Epileptic Seizure Prediction Based on Probabilistic Discriminative Extreme Leaning Machine
1 Faculty of Electronic Information and Electrical Engineering, Dalian University of Technology, Dalian 116023,China
2 Department of Neurology, First Affiliated Hospital of Dalian Medical University, Dalian 116011, China
Abstract:Sensitivity and falsepositive rate are two of the most important indicators of epileptic seizure prediction.

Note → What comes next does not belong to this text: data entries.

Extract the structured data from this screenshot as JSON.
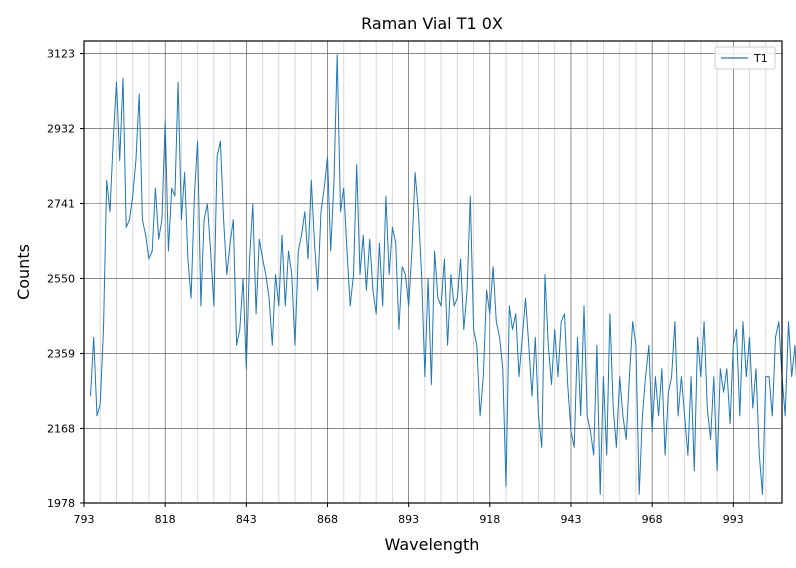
{
  "chart_data": {
    "type": "line",
    "title": "Raman Vial T1 0X",
    "xlabel": "Wavelength",
    "ylabel": "Counts",
    "xlim": [
      793,
      1008
    ],
    "ylim": [
      1978,
      3155
    ],
    "x_ticks": [
      793,
      818,
      843,
      868,
      893,
      918,
      943,
      968,
      993
    ],
    "y_ticks": [
      1978,
      2168,
      2359,
      2550,
      2741,
      2932,
      3123
    ],
    "grid": true,
    "minor_x_grid": true,
    "legend": {
      "position": "top-right",
      "entries": [
        "T1"
      ]
    },
    "series": [
      {
        "name": "T1",
        "color": "#1f77b4",
        "x_start": 795,
        "x_step": 1,
        "values": [
          2250,
          2400,
          2200,
          2230,
          2420,
          2800,
          2720,
          2900,
          3050,
          2850,
          3060,
          2680,
          2700,
          2760,
          2850,
          3020,
          2700,
          2660,
          2600,
          2620,
          2780,
          2650,
          2700,
          2950,
          2620,
          2780,
          2760,
          3050,
          2700,
          2820,
          2600,
          2500,
          2760,
          2900,
          2480,
          2700,
          2740,
          2620,
          2480,
          2860,
          2900,
          2700,
          2560,
          2640,
          2700,
          2380,
          2420,
          2550,
          2320,
          2600,
          2740,
          2460,
          2650,
          2600,
          2560,
          2500,
          2380,
          2560,
          2480,
          2660,
          2480,
          2620,
          2560,
          2380,
          2620,
          2660,
          2720,
          2600,
          2800,
          2640,
          2520,
          2720,
          2780,
          2860,
          2620,
          2800,
          3120,
          2720,
          2780,
          2620,
          2480,
          2560,
          2840,
          2560,
          2660,
          2520,
          2650,
          2520,
          2460,
          2640,
          2480,
          2760,
          2560,
          2680,
          2640,
          2420,
          2580,
          2560,
          2480,
          2620,
          2820,
          2720,
          2560,
          2300,
          2550,
          2280,
          2620,
          2500,
          2480,
          2600,
          2380,
          2560,
          2480,
          2500,
          2600,
          2420,
          2520,
          2760,
          2420,
          2380,
          2200,
          2300,
          2520,
          2460,
          2580,
          2440,
          2400,
          2320,
          2020,
          2480,
          2420,
          2460,
          2300,
          2400,
          2500,
          2380,
          2250,
          2400,
          2200,
          2120,
          2560,
          2380,
          2280,
          2420,
          2300,
          2440,
          2460,
          2280,
          2160,
          2120,
          2400,
          2200,
          2480,
          2200,
          2160,
          2100,
          2380,
          2000,
          2300,
          2100,
          2460,
          2220,
          2120,
          2300,
          2200,
          2140,
          2300,
          2440,
          2380,
          2000,
          2200,
          2300,
          2380,
          2160,
          2300,
          2200,
          2320,
          2100,
          2260,
          2300,
          2440,
          2200,
          2300,
          2200,
          2100,
          2300,
          2060,
          2400,
          2300,
          2440,
          2220,
          2140,
          2300,
          2060,
          2320,
          2260,
          2320,
          2180,
          2380,
          2420,
          2200,
          2440,
          2300,
          2400,
          2220,
          2320,
          2100,
          2000,
          2300,
          2300,
          2200,
          2400,
          2440,
          2300,
          2200,
          2440,
          2300,
          2380,
          2200,
          2300
        ]
      }
    ]
  }
}
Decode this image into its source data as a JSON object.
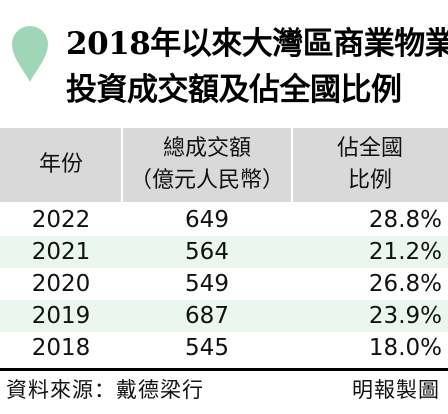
{
  "title": {
    "line1": "2018年以來大灣區商業物業",
    "line2": "投資成交額及佔全國比例"
  },
  "colors": {
    "accent_drop": "#9fd6b7",
    "header_bg": "#d9d9d9",
    "alt_row_bg": "#eaf6ee"
  },
  "icon": "location-drop-icon",
  "chart_data": {
    "type": "table",
    "columns": [
      {
        "label": "年份"
      },
      {
        "label_lines": [
          "總成交額",
          "（億元人民幣）"
        ]
      },
      {
        "label_lines": [
          "佔全國",
          "比例"
        ]
      }
    ],
    "rows": [
      {
        "year": "2022",
        "value": "649",
        "share": "28.8%"
      },
      {
        "year": "2021",
        "value": "564",
        "share": "21.2%"
      },
      {
        "year": "2020",
        "value": "549",
        "share": "26.8%"
      },
      {
        "year": "2019",
        "value": "687",
        "share": "23.9%"
      },
      {
        "year": "2018",
        "value": "545",
        "share": "18.0%"
      }
    ]
  },
  "footer": {
    "source": "資料來源：戴德梁行",
    "credit": "明報製圖"
  }
}
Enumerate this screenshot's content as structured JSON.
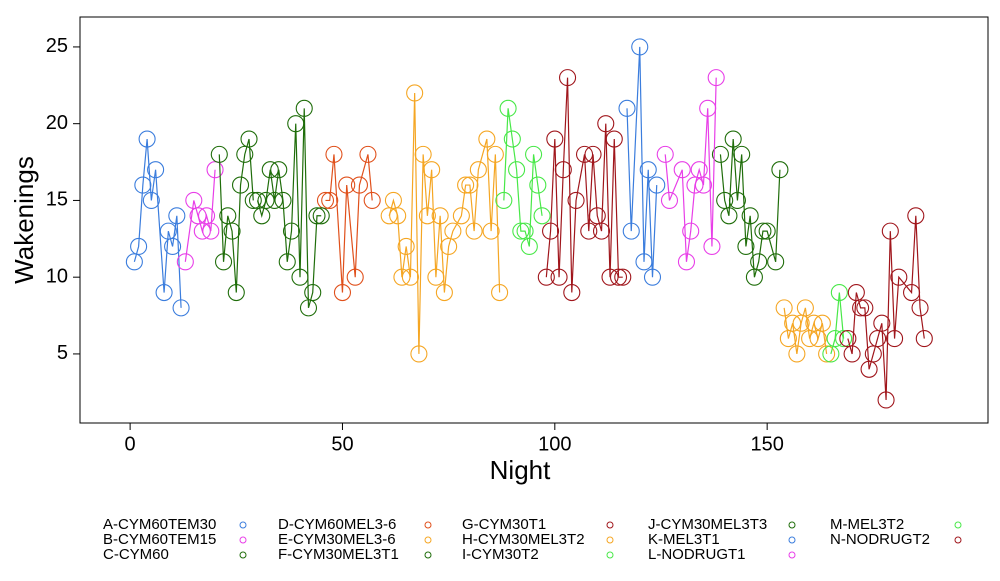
{
  "chart_data": {
    "type": "line",
    "xlabel": "Night",
    "ylabel": "Wakenings",
    "xlim": [
      -11.8,
      202
    ],
    "xticks": [
      0,
      50,
      100,
      150
    ],
    "ylim": [
      0.5,
      26.95
    ],
    "yticks": [
      5,
      10,
      15,
      20,
      25
    ],
    "markers": true,
    "series": [
      {
        "name": "A-CYM60TEM30",
        "color": "#3b7ddd",
        "x": [
          1,
          2,
          3,
          4,
          5,
          6,
          8,
          9,
          10,
          11,
          12
        ],
        "values": [
          11,
          12,
          16,
          19,
          15,
          17,
          9,
          13,
          12,
          14,
          8
        ]
      },
      {
        "name": "B-CYM60TEM15",
        "color": "#e83ee8",
        "x": [
          13,
          15,
          16,
          17,
          18,
          19,
          20
        ],
        "values": [
          11,
          15,
          14,
          13,
          14,
          13,
          17
        ]
      },
      {
        "name": "C-CYM60",
        "color": "#1f6d0a",
        "x": [
          21,
          22,
          23,
          24,
          25,
          26,
          27,
          28,
          29
        ],
        "values": [
          18,
          11,
          14,
          13,
          9,
          16,
          18,
          19,
          15
        ]
      },
      {
        "name": "D-CYM60MEL3-6",
        "color": "#e0501b",
        "x": [
          46,
          47,
          48,
          50,
          51,
          53,
          54,
          56,
          57
        ],
        "values": [
          15,
          15,
          18,
          9,
          16,
          10,
          16,
          18,
          15
        ]
      },
      {
        "name": "E-CYM30MEL3-6",
        "color": "#f5a623",
        "x": [
          154,
          155,
          156,
          157,
          158,
          159,
          160,
          161,
          162,
          163,
          164
        ],
        "values": [
          8,
          6,
          7,
          5,
          7,
          8,
          6,
          7,
          6,
          7,
          5
        ]
      },
      {
        "name": "F-CYM30MEL3T1",
        "color": "#1f6d0a",
        "x": [
          30,
          31,
          32,
          33,
          34,
          35,
          36,
          37,
          38,
          39,
          40,
          41,
          42,
          43,
          44,
          45
        ],
        "values": [
          15,
          14,
          15,
          17,
          15,
          17,
          15,
          11,
          13,
          20,
          10,
          21,
          8,
          9,
          14,
          14
        ]
      },
      {
        "name": "G-CYM30T1",
        "color": "#a0161c",
        "x": [
          98,
          99,
          100,
          101,
          102,
          103,
          104,
          105,
          107,
          108,
          109,
          110,
          111,
          112,
          113,
          114,
          115,
          116
        ],
        "values": [
          10,
          13,
          19,
          10,
          17,
          23,
          9,
          15,
          18,
          13,
          18,
          14,
          13,
          20,
          10,
          19,
          10,
          10
        ]
      },
      {
        "name": "H-CYM30MEL3T2",
        "color": "#f5a623",
        "x": [
          61,
          62,
          63,
          64,
          65,
          66,
          67,
          68,
          69,
          70,
          71,
          72,
          73,
          74,
          75,
          76,
          78,
          79,
          80,
          81,
          82,
          84,
          85,
          86,
          87
        ],
        "values": [
          14,
          15,
          14,
          10,
          12,
          10,
          22,
          5,
          18,
          14,
          17,
          10,
          14,
          9,
          12,
          13,
          14,
          16,
          16,
          13,
          17,
          19,
          13,
          18,
          9
        ]
      },
      {
        "name": "I-CYM30T2",
        "color": "#48e848",
        "x": [
          88,
          89,
          90,
          91,
          92,
          93,
          94,
          95,
          96,
          97
        ],
        "values": [
          15,
          21,
          19,
          17,
          13,
          13,
          12,
          18,
          16,
          14
        ]
      },
      {
        "name": "J-CYM30MEL3T3",
        "color": "#1f6d0a",
        "x": [
          139,
          140,
          141,
          142,
          143,
          144,
          145,
          146,
          147,
          148,
          149,
          150,
          152,
          153
        ],
        "values": [
          18,
          15,
          14,
          19,
          15,
          18,
          12,
          14,
          10,
          11,
          13,
          13,
          11,
          17
        ]
      },
      {
        "name": "K-MEL3T1",
        "color": "#3b7ddd",
        "x": [
          117,
          118,
          120,
          121,
          122,
          123,
          124
        ],
        "values": [
          21,
          13,
          25,
          11,
          17,
          10,
          16
        ]
      },
      {
        "name": "L-NODRUGT1",
        "color": "#e83ee8",
        "x": [
          126,
          127,
          130,
          131,
          132,
          133,
          134,
          135,
          136,
          137,
          138
        ],
        "values": [
          18,
          15,
          17,
          11,
          13,
          16,
          17,
          16,
          21,
          12,
          23
        ]
      },
      {
        "name": "M-MEL3T2",
        "color": "#48e848",
        "x": [
          165,
          166,
          167,
          168
        ],
        "values": [
          5,
          6,
          9,
          6
        ]
      },
      {
        "name": "N-NODRUGT2",
        "color": "#a0161c",
        "x": [
          169,
          170,
          171,
          172,
          173,
          174,
          175,
          176,
          177,
          178,
          179,
          180,
          181,
          184,
          185,
          186,
          187
        ],
        "values": [
          6,
          5,
          9,
          8,
          8,
          4,
          5,
          6,
          7,
          2,
          13,
          6,
          10,
          9,
          14,
          8,
          6
        ]
      }
    ]
  }
}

When the sensitivity is improved, the falsepositive rate will increase at the same time. To solve this problem, an epileptic seizure prediction method based on probabilistic discriminative extreme leaning machine (PDELM) was proposed. The method utilized PDELM for classification after extracting features from EEG by using mean phase coherence (MPC). And the probability of each class could be obtained. Then the balance of the sensitivity and the false-positive rate was maintained by determining a threshold. At last, after smoothing by a filter, the prediction results was obtained. Simulations on the 21 intractable epilepsy patients showed that the proposed method not only has a superior prediction performance (the mean sensitivity can reach 80.4% and the mean false-positive rate was as low as 0.10 h-1), but also required a short training time, which provided a valuable reference for the clinical application of epileptic seizure prediction.